Sunday, September 9, 2012

Book review: Feed by Mira Grant

I just finished Feed by Mira Grant ... and ooh, did I like it!  In the year 2014, researchers cured the common cold by developing a virus to combat the cold virus.  They cured cancer the same way, by developing a new virus.  Unfortunately, someone got the brilliant idea to spread these two miracle cures wholesale across the globe - and when that happened, the two viruses mutated, infected everyone on the planet and everything on the planet, and brought the recently dead back to life, thus ushering in the zombie apocalypse.  Twenty-six years later, the world is still up and running, only having lost around 13% of the global population outright, with uber-strict quarantine and security controls in place.  But there is food and power and civilization - in fact, the U.S. is gearing up for its latest presidential election.

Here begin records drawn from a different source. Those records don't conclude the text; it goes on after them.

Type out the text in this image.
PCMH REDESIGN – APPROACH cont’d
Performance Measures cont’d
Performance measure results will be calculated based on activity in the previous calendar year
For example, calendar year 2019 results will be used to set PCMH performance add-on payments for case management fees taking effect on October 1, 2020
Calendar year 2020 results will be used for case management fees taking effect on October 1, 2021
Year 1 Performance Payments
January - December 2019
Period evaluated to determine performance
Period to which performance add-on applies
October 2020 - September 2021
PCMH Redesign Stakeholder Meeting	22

Sibling blogger-reporters, Georgia and Shaun Mason, have just landed a plum assignment: press corps to the front-running Republican candidate, Senator Peter Ryman from Wisconsin, a young and hip enough politician to realize that he must attract young voters and young voters get their news online.  The Masons know that this is their ticket to sky-high ratings and they have the skill and experience to do the job right: George, who administers their site, is a "Newsie," all about the facts; her brother Shaun is one of the world's top "Irwins," the adventure-loving vloggers who like nothing more than to find something dead and poke it with a stick (a la Steve Irwin); and rounding out their team is Buffy Meissonier, an extremely talented techie and purple-poetry writing "Fictional."  This team is exactly who Ryman wants on his side.  But as the campaign wears on, and strange zombie outbreaks keep popping up around the Ryman camp, George and Shaun uncover a conspiracy that they never imagined.

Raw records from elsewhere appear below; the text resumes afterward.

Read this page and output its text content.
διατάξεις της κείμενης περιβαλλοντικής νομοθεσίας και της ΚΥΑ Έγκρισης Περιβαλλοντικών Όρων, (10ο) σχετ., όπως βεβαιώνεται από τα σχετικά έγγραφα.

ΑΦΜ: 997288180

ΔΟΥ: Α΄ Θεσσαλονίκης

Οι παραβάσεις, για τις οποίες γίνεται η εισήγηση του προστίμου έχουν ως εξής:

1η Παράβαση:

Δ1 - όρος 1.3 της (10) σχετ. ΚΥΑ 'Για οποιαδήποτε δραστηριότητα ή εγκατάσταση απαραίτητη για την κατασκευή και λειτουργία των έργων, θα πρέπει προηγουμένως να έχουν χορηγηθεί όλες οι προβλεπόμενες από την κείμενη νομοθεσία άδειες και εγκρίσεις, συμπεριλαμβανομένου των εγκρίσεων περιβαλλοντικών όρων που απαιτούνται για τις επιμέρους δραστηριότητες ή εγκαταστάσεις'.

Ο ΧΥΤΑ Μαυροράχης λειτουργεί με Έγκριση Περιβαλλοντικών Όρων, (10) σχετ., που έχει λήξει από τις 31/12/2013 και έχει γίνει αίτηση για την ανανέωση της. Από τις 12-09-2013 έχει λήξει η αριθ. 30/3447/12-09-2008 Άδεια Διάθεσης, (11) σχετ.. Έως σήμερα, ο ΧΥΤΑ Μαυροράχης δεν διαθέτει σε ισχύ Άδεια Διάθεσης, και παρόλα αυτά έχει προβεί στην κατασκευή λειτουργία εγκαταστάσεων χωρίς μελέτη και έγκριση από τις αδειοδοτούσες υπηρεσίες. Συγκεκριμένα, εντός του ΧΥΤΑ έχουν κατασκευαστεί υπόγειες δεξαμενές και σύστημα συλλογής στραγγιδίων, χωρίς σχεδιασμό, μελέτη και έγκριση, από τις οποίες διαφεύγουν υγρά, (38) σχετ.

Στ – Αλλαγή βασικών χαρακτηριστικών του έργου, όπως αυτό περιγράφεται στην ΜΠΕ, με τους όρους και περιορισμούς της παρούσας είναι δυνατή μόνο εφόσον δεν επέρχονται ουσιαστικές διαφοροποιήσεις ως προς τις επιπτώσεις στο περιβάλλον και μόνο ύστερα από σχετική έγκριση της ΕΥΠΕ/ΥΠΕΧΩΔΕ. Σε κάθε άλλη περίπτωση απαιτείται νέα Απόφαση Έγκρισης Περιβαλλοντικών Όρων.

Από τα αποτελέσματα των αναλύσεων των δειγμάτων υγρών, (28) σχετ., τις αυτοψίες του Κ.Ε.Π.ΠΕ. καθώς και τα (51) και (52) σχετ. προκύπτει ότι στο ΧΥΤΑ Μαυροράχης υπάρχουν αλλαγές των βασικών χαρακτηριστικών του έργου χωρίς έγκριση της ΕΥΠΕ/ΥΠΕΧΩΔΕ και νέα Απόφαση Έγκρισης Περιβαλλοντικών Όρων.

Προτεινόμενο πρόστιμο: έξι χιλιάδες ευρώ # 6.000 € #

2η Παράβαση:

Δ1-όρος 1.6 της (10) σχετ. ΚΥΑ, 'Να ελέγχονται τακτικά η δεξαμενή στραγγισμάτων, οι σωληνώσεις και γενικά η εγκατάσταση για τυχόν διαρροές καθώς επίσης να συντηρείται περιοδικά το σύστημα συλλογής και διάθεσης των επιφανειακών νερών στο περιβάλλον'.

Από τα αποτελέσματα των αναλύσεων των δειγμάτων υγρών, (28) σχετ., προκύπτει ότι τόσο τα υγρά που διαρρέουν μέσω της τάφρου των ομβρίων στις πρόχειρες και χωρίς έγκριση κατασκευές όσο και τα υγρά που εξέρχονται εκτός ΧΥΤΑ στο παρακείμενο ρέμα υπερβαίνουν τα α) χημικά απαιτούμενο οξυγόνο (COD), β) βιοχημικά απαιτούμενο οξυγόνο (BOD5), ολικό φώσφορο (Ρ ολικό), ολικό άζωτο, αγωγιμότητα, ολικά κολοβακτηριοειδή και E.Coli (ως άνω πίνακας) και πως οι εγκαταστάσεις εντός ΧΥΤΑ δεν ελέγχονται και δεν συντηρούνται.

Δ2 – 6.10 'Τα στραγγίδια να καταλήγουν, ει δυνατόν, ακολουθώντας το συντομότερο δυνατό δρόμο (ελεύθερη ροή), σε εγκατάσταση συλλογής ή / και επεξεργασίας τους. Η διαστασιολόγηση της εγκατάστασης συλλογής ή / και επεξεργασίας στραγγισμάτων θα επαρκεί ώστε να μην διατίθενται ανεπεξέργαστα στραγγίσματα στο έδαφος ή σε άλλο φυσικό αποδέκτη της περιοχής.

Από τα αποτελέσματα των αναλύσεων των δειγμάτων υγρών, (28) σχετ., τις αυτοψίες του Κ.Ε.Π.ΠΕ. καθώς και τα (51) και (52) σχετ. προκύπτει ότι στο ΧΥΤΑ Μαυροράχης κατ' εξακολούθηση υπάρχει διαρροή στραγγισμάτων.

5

I thought Feed was fantastic: smart, funny, sarcastic, well-plotted, fast-paced and not repulsively gruesome for a zombie book.  Author Grant has clearly done a ton of research, into online news media, political campaigns, virology and, most importantly, how to stay alive during a zombie apocalypse.  The world she has crafted has plenty of callbacks to current zombie canon as well as some clever new inventions.  In George and Shaun's world, George Romero is a national hero; like many other girls of her generation, Georgia was named after him.  Like The Walking Dead, SPOILER everyone on the planet carries the infection and so everyone who dies rises back up a zombie, unless they get eaten or get their brains crunched first.  Unlike TWD, however, there are zombie animals - horses, dogs, giraffes, anything larger than 40 lbs. - so people are pretty much vegetarians since (1) cows are too dangerous to raise anymore and (2) who wants to eat steak swarming with unamplified viruses?

I don't want to give up any more of the book's secrets since it's so much fun.  The characters ring true, the dialogue is well done.  There is humor and outrage and heartbreak.  And zombies - don't let's forget the zombies.  Feed is the first volume of a trilogy: Deadline is the second and I can't wait to start in on it.